What our public officials actually swear is to support the Constitution, but the Times doesn’t pause over that. It says it is a “moral outrage and a national disgrace” that Americans can “legally purchase weapons designed specifically to kill with brutal speed and efficiency.” It reckons that all mass shootings are “in their own ways, acts of terrorism.” In the gun debate, it deems “arguments about the word terrorism” to be nothing more than a distraction.

The smell of cordite and stench of blood were still in the air at San Bernardino when the Times issued a news story under the headline “How a Conservative-Led Australia Ended Mass Killings.” It reported that after the gun buy-back program launched Down Under after the slaughter by a gunman at Port Arthur in 1996, such killings have plunged. But they started plunging in the 1980s, and they’ve been plunging here, in America, too — and dramatically.

This was highlighted several years ago in a report by Pew, which called the national rates of gun homicide and other violent gun crimes “strikingly lower” than during their peak in the mid-1990s. That flattened out for a while but had resumed drifting downward when Pew issued its findings. Firearm homicide deaths in 2010, the year of Pew’s key chart, had fallen to 3.6 per 100,000 from seven per 100,000 in 1993. All despite the Second Amendment.

Or is it because of the Second Amendment? The Times makes scant effort to address what we like to call the Vermont Question. The gun homicide rate in the Green Mountain State is among the lowest — in some years the actual lowest — in the country. It’s not hard to imagine that this is because it maintains the least restrictive guns laws in America. In Vermont, a person 16-years or older can enter a store, purchase a gun, and carry it loaded, open or concealed, as he or she pleases.

The Times brushes the Second Amendment aside by asserting that “no right is unlimited and immune from reasonable regulation.” Yet we’d be surprised if even once the Times defended New Yorkers against the unreasonableness of the almost total ban on carrying weapons in the city. Nor does it address one of the remarkable turns this debate has taken in the wake of San Bernardino — the call by law enforcement officials themselves for persons to carry their firearms if they are licensed to do so.

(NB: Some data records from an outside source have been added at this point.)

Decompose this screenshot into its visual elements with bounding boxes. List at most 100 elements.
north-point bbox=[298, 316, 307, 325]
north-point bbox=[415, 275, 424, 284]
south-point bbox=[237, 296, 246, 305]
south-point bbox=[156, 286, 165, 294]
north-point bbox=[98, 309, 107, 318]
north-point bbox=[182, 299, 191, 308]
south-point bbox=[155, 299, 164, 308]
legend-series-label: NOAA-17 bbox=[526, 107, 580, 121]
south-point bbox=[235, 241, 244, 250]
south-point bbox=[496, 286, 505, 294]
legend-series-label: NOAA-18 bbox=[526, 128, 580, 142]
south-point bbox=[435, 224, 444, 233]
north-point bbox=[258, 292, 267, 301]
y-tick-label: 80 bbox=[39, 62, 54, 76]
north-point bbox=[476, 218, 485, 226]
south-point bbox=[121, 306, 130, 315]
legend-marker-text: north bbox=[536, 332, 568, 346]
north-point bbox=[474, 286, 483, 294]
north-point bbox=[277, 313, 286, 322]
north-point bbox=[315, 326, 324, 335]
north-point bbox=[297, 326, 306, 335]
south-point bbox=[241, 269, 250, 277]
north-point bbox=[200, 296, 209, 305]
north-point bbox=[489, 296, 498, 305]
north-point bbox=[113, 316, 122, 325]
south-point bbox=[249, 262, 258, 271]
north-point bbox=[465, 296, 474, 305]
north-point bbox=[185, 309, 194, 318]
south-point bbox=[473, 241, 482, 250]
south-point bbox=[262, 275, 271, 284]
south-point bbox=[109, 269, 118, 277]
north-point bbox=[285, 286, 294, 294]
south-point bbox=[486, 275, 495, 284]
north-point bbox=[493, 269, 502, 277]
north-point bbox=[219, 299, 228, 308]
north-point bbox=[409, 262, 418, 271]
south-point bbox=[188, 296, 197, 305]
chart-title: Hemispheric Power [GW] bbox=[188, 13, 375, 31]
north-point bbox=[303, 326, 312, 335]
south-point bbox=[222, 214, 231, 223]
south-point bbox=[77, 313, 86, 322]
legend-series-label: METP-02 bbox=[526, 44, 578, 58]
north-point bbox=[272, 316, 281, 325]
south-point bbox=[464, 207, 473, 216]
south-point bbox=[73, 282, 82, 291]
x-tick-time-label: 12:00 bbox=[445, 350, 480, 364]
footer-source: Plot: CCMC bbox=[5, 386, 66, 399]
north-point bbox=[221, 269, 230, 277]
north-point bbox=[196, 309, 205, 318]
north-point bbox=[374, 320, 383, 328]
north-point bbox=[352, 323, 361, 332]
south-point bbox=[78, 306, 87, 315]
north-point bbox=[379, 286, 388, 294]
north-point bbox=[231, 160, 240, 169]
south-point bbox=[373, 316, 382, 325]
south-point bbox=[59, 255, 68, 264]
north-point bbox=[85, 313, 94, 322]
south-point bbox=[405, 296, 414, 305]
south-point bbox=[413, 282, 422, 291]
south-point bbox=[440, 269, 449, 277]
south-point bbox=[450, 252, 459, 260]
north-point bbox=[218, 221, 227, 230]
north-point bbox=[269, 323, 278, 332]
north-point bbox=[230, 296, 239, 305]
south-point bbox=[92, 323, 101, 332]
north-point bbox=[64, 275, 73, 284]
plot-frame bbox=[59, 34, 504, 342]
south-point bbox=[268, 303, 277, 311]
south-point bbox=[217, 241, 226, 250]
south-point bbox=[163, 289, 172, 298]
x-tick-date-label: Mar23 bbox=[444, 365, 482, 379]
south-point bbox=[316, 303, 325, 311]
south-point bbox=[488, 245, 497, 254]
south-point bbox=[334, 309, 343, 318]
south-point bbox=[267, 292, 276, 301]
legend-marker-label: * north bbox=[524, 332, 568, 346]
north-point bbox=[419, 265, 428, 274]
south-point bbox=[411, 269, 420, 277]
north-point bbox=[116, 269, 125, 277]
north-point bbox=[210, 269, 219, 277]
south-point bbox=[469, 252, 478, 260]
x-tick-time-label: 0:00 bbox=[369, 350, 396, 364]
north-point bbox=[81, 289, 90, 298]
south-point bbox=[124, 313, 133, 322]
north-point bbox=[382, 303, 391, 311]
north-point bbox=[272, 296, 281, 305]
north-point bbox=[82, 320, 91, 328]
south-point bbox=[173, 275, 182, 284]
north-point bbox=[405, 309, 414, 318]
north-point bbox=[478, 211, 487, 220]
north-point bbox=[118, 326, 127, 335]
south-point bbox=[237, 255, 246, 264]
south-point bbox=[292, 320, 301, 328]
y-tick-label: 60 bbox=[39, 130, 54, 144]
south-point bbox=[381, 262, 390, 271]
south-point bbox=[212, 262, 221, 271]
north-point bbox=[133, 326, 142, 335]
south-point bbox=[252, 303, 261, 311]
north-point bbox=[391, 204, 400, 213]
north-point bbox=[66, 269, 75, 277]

Just such a call was made — after the attacks in Paris — by the police chief at Detroit, James Craig, and — after San Bernardino — by the sheriff of Maricopa County, Arizona, Jos. Arpaio, and by the sheriff of Ulster County, New York, Paul Van Blarcum. These sheriffs must, in order to hold office in America, be sworn to support the same Constitution the President swears to. If the Gray Lady required its staff to take such an oath, its editorial board would fall over in a dead faint.

The last Times front-page editorial was in 1920, when it issued a perfervid denunciation of Warren G. Harding. It said the GOP nominee had never been “a leader of men or a director of policies” but failed to mention that Harding held the same august office — newspaper proprietor — as the publisher of the Times. It did concede that the Republican vice presidential nominee, Calvin Coolidge, had, in facing down the Boston police strike, “showed himself to be a man.”

It seems the Times preferred James M. Cox, the governor of Ohio; he was also a newspaper proprietor (making 1920 the only presidential election pitting two newspaper publishers from the same state). America responded by electing Harding and Coolidge by a landslide, with an Electoral College vote of 404 to 127. Harding died too soon, but Coolidge led us to a decade of growth and full employment, reminding the country not to worry too much about front-page editorials in the Times.